En France, en 1988, une étude sur les échanges de services dans un cadre familial et hors cadre familial met en avant une méthodologie d’enquête qui permet d’identifier un réseau. L’hypothèse mise à l’épreuve par cette étude consiste à connaître « le comportement d’investissements relationnels à travers les aides et services » (Degenne et Lebeaux, 1997). Cette première étude méthodologique, qui s’inscrit directement dans les travaux de Granovetter, ne produit cependant pas de résultats convaincants qui valideraient son hypothèse.

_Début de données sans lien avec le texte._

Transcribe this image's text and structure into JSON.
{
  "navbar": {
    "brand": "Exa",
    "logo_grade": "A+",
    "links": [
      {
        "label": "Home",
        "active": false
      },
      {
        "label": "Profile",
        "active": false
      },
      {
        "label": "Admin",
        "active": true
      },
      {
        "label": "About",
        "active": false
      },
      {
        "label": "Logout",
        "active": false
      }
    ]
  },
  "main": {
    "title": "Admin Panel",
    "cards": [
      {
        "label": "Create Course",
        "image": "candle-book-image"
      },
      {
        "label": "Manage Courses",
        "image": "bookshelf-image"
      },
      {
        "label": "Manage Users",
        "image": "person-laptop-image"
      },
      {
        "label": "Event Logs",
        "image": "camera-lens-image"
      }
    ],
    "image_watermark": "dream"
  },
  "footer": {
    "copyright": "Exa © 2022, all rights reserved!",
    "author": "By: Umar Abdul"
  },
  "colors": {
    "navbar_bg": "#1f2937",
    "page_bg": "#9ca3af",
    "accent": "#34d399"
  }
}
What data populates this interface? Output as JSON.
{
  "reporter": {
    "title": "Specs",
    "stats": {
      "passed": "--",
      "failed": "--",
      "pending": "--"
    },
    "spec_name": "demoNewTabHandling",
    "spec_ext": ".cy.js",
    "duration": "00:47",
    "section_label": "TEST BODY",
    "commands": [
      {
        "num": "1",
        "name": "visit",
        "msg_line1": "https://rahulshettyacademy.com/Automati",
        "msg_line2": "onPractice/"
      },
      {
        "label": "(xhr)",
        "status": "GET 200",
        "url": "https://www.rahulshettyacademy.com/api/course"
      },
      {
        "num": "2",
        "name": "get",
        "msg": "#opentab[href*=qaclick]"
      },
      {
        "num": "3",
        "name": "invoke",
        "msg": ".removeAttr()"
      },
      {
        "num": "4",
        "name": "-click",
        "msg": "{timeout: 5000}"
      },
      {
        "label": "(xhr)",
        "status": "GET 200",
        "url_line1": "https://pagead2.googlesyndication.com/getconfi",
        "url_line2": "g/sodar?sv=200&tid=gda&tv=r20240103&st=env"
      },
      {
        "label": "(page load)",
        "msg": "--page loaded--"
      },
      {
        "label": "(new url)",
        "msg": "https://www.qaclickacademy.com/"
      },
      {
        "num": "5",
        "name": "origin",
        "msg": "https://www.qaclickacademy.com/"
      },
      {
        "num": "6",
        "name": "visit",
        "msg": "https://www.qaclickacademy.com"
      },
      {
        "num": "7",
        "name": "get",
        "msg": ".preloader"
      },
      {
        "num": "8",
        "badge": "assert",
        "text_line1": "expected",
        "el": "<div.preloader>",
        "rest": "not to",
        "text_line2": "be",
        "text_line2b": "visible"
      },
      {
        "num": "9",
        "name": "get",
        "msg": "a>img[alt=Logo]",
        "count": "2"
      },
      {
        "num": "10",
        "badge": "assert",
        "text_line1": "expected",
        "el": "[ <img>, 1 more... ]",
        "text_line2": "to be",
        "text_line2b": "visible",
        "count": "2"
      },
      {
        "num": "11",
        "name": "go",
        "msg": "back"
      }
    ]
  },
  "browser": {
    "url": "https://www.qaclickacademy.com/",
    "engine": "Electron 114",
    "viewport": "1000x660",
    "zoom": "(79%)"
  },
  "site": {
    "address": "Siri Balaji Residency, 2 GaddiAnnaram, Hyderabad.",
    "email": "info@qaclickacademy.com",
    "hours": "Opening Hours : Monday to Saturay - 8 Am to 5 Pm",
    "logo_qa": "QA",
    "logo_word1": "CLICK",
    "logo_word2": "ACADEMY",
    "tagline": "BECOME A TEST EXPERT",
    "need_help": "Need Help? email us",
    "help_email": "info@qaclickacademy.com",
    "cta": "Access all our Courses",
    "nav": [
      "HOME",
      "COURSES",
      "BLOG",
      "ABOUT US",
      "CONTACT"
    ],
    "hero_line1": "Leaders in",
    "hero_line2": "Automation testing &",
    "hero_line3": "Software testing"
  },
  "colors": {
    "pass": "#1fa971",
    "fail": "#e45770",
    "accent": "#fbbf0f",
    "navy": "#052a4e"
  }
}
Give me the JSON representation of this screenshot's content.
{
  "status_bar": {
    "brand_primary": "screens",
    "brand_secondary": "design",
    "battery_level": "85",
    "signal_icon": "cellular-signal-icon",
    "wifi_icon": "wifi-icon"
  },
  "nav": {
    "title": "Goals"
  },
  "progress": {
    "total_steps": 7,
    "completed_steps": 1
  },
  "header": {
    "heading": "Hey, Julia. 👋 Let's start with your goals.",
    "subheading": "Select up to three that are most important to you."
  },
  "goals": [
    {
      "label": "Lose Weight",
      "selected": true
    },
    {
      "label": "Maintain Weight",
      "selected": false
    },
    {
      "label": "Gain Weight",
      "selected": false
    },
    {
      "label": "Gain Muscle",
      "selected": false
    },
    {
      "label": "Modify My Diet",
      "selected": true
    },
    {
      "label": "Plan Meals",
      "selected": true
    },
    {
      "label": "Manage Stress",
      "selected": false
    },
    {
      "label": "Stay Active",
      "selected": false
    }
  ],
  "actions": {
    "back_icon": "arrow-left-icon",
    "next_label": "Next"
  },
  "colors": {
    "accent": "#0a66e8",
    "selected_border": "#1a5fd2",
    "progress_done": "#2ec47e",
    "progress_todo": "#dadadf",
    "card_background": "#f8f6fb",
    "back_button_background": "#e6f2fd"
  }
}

Le problème de la théorie des liens faibles réside dans la difficulté d’en isoler l’effet parmi tout un système d’effets sociaux annexes et dans la stricte homogénéité qu’elle demande en ce qui concerne la récolte de données, ce qui reste un exercice risqué dans les sciences humaines et sociales.

Dans la même lignée, Forsé revient sur la théorie de Granovetter pour tenter de connaître « la nécessité de prendre en compte l’utilisation différenciée du capital social pour analyser la manière dont les emplois sont trouvés » en France (Forsé et Lebeaux, 1997). Il combine quatre formes possibles du capital social (la famille ; les liens personnels ; l’employeur et le lieu de formation) à trois dimensions (l’âge ; l’urbanisation ; le diplôme) pour constater que « l’utilisation du capital social est davantage liée à la stabilité de l’emploi que des méthodes de recherche plus institutionnelles ». Toutefois, à nouveau, une quantité d’autres paramètres interférant sur cette observation ne permet pas d’établir un réel lien entre capital social et mobilité sociale.

La théorie de Granovetter, bien que très difficilement démontrable empiriquement, met en évidence une intuition, celle du pouvoir lié à la ramification d’un réseau, qui constitue l’une des bases du paradigme de l’interactionnisme structural.